Vor mir standen drei Männer in der Schlange, die ihr Geld zurück haben wollten, aber genauso gut hätten sie versuchen können, Fruchtsaft aus einem Stein zu pressen. Selbst wenn man eine Verbindung aus zwei Ryanair-Flügen bucht und den zweiten aufgrund einer Verspätung des ersten verpasst, muss man ein neues Ticket kaufen.

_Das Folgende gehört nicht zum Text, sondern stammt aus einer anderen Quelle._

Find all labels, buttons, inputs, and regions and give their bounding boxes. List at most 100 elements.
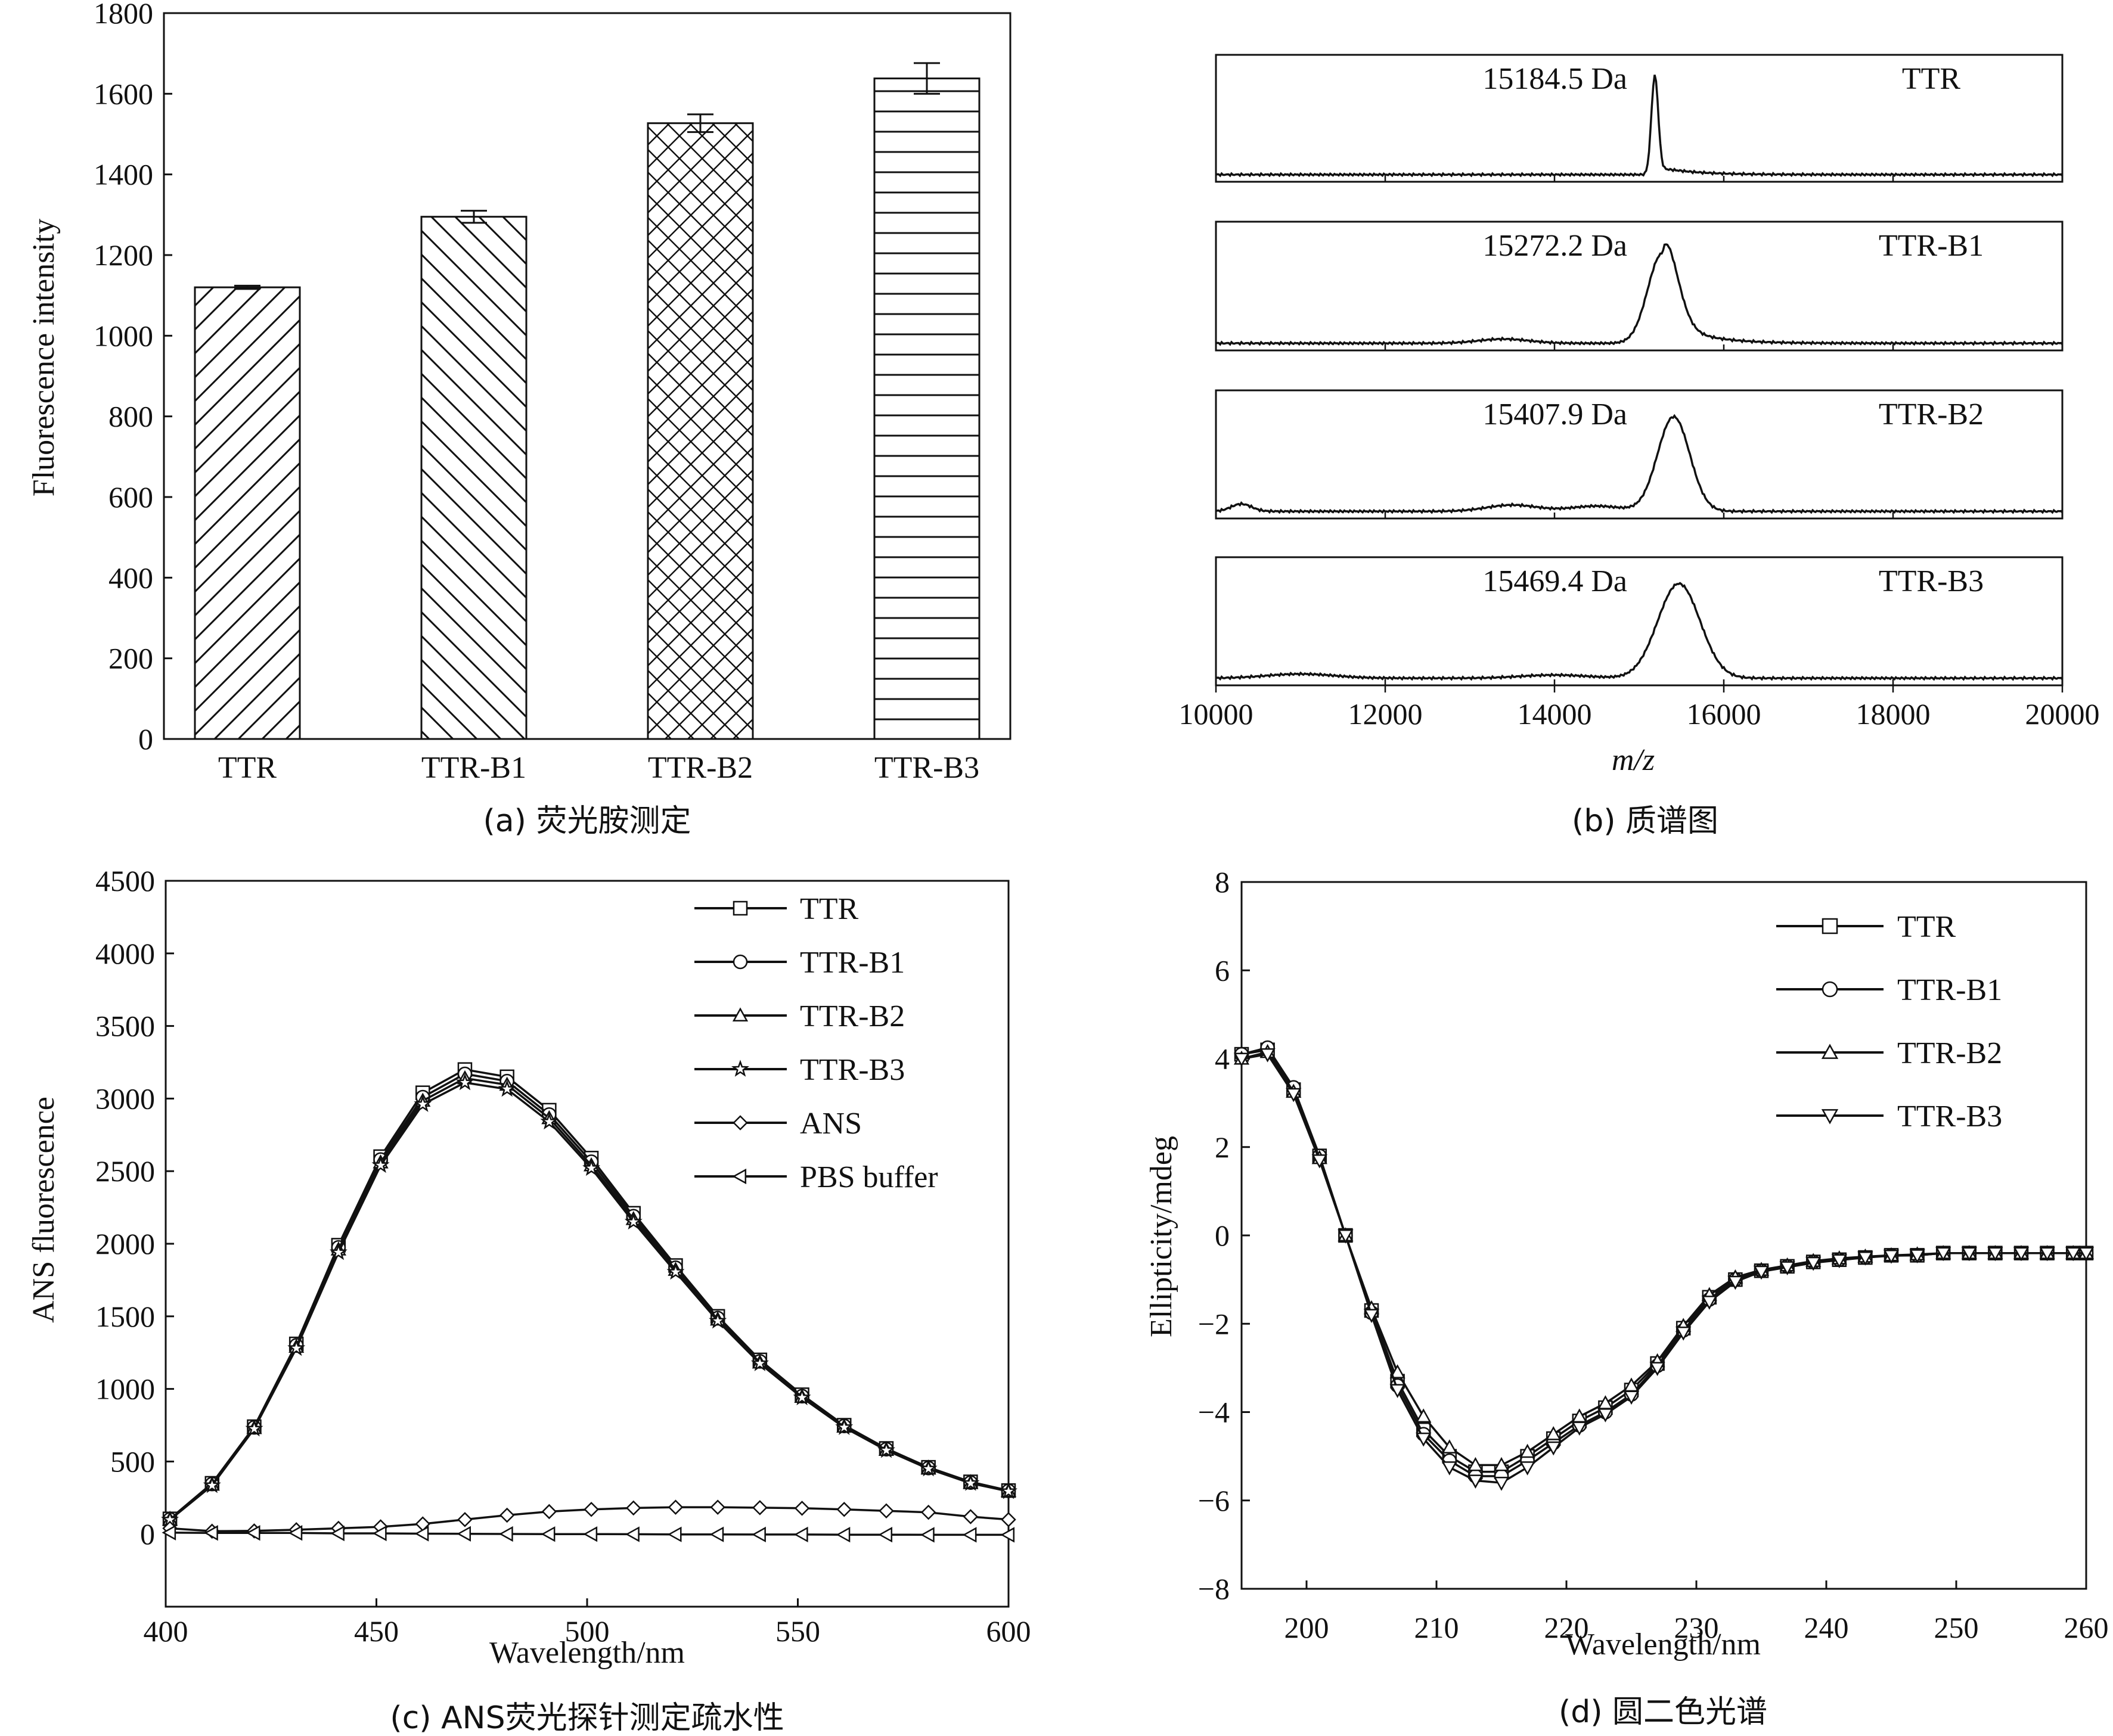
panel-c-data-point [498, 1079, 516, 1097]
panel-d-data-point [2013, 1247, 2030, 1262]
panel-d-series-ttr-b3 [1233, 1048, 2095, 1491]
panel-a-y-axis-label: Fluorescence intensity [27, 219, 61, 496]
panel-b-x-tick-label: 12000 [1348, 697, 1423, 731]
panel-d-x-tick-label: 220 [1544, 1611, 1589, 1644]
panel-c-data-point [582, 1159, 601, 1176]
panel-a-y-tick-label: 800 [108, 400, 153, 433]
panel-d-data-point [1597, 1408, 1614, 1423]
panel-d-legend: TTR TTR-B1 TTR-B2 TTR-B3 [1776, 910, 2002, 1133]
panel-d-data-point [1389, 1384, 1405, 1399]
panel-c-data-point [666, 1262, 685, 1280]
panel-b-peak-label: 15184.5 Da [1482, 62, 1627, 96]
panel-d-data-point [2065, 1247, 2081, 1262]
panel-c-data-point [203, 1476, 221, 1493]
panel-d-legend-item: TTR [1776, 910, 1956, 944]
panel-c-data-point [455, 1073, 474, 1091]
panel-d-legend-label: TTR-B3 [1897, 1100, 2002, 1133]
panel-d-data-point [1286, 1088, 1302, 1103]
panel-d-data-point [1519, 1461, 1535, 1476]
panel-c-data-point [162, 1524, 176, 1541]
panel-a-caption: (a) 荧光胺测定 [483, 803, 691, 839]
panel-b-peak-label: 15407.9 Da [1482, 397, 1627, 431]
panel-c-legend-item: TTR-B3 [694, 1053, 905, 1087]
panel-c-y-tick-label: 2000 [95, 1227, 155, 1260]
panel-d-data-point [1416, 1432, 1432, 1447]
panel-c-y-axis-label: ANS fluorescence [27, 1097, 61, 1323]
panel-d-data-point [1805, 1256, 1822, 1271]
panel-d-y-tick-label: 6 [1215, 954, 1230, 987]
panel-c-series [161, 1062, 1018, 1543]
panel-c-data-point [541, 1504, 557, 1520]
panel-d-data-point [1987, 1247, 2003, 1262]
panel-c-data-point [625, 1526, 640, 1542]
panel-b-spectrum-frame [1215, 54, 2064, 183]
panel-c-legend-marker [731, 1060, 750, 1077]
panel-a-x-tick-labels: TTR TTR-B1 TTR-B2 TTR-B3 [218, 751, 979, 785]
panel-b-sample-label: TTR-B2 [1879, 397, 1984, 431]
panel-c-series-pbs-buffer [162, 1524, 1015, 1543]
panel-c-data-point [204, 1525, 218, 1541]
panel-c-data-point [624, 1212, 643, 1230]
panel-d-legend-label: TTR-B2 [1897, 1036, 2002, 1070]
panel-c-data-point [288, 1525, 303, 1541]
panel-b-x-tick-label: 20000 [2025, 697, 2100, 731]
panel-c-data-point [330, 1525, 345, 1542]
panel-d-data-point [1623, 1390, 1640, 1405]
panel-d-caption: (d) 圆二色光谱 [1559, 1694, 1767, 1730]
panel-a-y-tick-label: 600 [108, 480, 153, 514]
panel-b-spectrum-ttr-b2: 15407.9 Da TTR-B2 [1215, 389, 2064, 520]
panel-b-spectrum-trace [1215, 74, 2064, 178]
panel-d-y-axis-label: Ellipticity/mdeg [1144, 1136, 1178, 1337]
panel-d-y-tick-label: −6 [1198, 1484, 1230, 1517]
panel-c-frame [165, 880, 1010, 1608]
panel-c-legend-marker [732, 1168, 747, 1185]
panel-b-x-tick-label: 14000 [1518, 697, 1592, 731]
panel-c-data-point [793, 1526, 808, 1543]
panel-d-data-point [1441, 1461, 1457, 1476]
panel-c-y-tick-label: 4000 [95, 937, 155, 970]
panel-d-data-point [1883, 1250, 1900, 1264]
panel-d-data-point [1857, 1251, 1873, 1266]
panel-c-data-point [794, 1501, 810, 1516]
panel-a-y-tick-label: 1200 [94, 238, 153, 272]
panel-d-data-point [1311, 1154, 1327, 1169]
panel-c-legend: TTR TTR-B1 TTR-B2 TTR-B3 ANS PBS buffer [694, 892, 938, 1194]
panel-a-y-tick-label: 400 [108, 561, 153, 594]
panel-d-legend-label: TTR [1897, 910, 1956, 944]
panel-d-data-point [1493, 1456, 1510, 1471]
panel-d-data-point [1363, 1309, 1380, 1323]
panel-a-bars [194, 62, 981, 740]
panel-a-y-tick-label: 1600 [94, 77, 153, 110]
panel-c-data-point [245, 1419, 263, 1437]
panel-c-data-point [499, 1526, 513, 1542]
panel-c-y-tick-label: 0 [140, 1517, 155, 1551]
panel-d-legend-marker [1821, 1109, 1839, 1125]
panel-c-data-point [879, 1503, 894, 1518]
panel-c-data-point [287, 1339, 306, 1356]
panel-a-frame [163, 12, 1011, 740]
panel-d-data-point [2039, 1247, 2055, 1262]
panel-c-y-tick-label: 1500 [95, 1300, 155, 1333]
panel-b-sample-label: TTR-B3 [1879, 564, 1984, 598]
panel-b-spectra-stack: 15184.5 Da TTR 15272.2 Da TTR-B1 15407.9 Da T… [1215, 54, 2064, 687]
panel-d-x-tick-label: 210 [1414, 1611, 1459, 1644]
panel-b-x-tick-label: 18000 [1856, 697, 1931, 731]
panel-c-data-point [1000, 1527, 1015, 1543]
panel-a-x-tick-label: TTR-B1 [421, 751, 526, 785]
panel-c-data-point [710, 1499, 725, 1515]
panel-c-x-tick-label: 500 [565, 1614, 610, 1648]
panel-d-legend-item: TTR-B1 [1776, 973, 2002, 1007]
panel-d-series-line [1241, 1053, 2086, 1484]
panel-c-x-tick-label: 600 [986, 1614, 1031, 1648]
panel-d-data-point [1338, 1229, 1354, 1244]
panel-a-y-tick-label: 1000 [94, 319, 153, 352]
panel-c-legend-label: TTR-B1 [800, 946, 905, 980]
panel-d-data-point [1779, 1261, 1795, 1275]
panel-c-data-point [329, 1243, 347, 1260]
panel-c-data-point [836, 1502, 852, 1517]
panel-c-data-point [709, 1311, 727, 1329]
panel-d-legend-marker [1822, 918, 1838, 934]
panel-d-y-tick-label: 2 [1215, 1131, 1230, 1164]
panel-d-x-axis-label: Wavelength/nm [1565, 1628, 1761, 1662]
panel-b-mass-spectra: 15184.5 Da TTR 15272.2 Da TTR-B1 15407.9 Da T… [1179, 54, 2100, 839]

Ob sie einen wichtigen Termin in London haben, fragte ich einen der drei. Er lehnte sich zu mir herüber und sprach im Flüsterton, als ob er mir gerade eröffnen würde, dass er zu einem Fortbildungskurs für ungewöhnliche Sexualpraktiken wollte. Aber er sagte: „Wir sind Anhänger des Fußballclubs Luton Town und wollten zum Heimspiel.“ Ich sah ihn so ungläubig an, dass er schnell hinzufügte: „Aber das bleibt unter uns. Wir tragen keine Klamotten in den Vereinsfarben, damit niemand etwas von unserer Perversion erfährt.“

Hatte Luton Town, dieser langweilige Vorortclub, überhaupt Vereinsfarben? Hatte er außer den drei verhinderten Fliegern noch andere Fans? Und wenn sich Iren schon ein englisches Team als Lieblingsclub aussuchen, warum dann ausgerechnet Luton Town? Das klingt ja wie eine Betriebsmannschaft der Flughafengepäckabfertiger.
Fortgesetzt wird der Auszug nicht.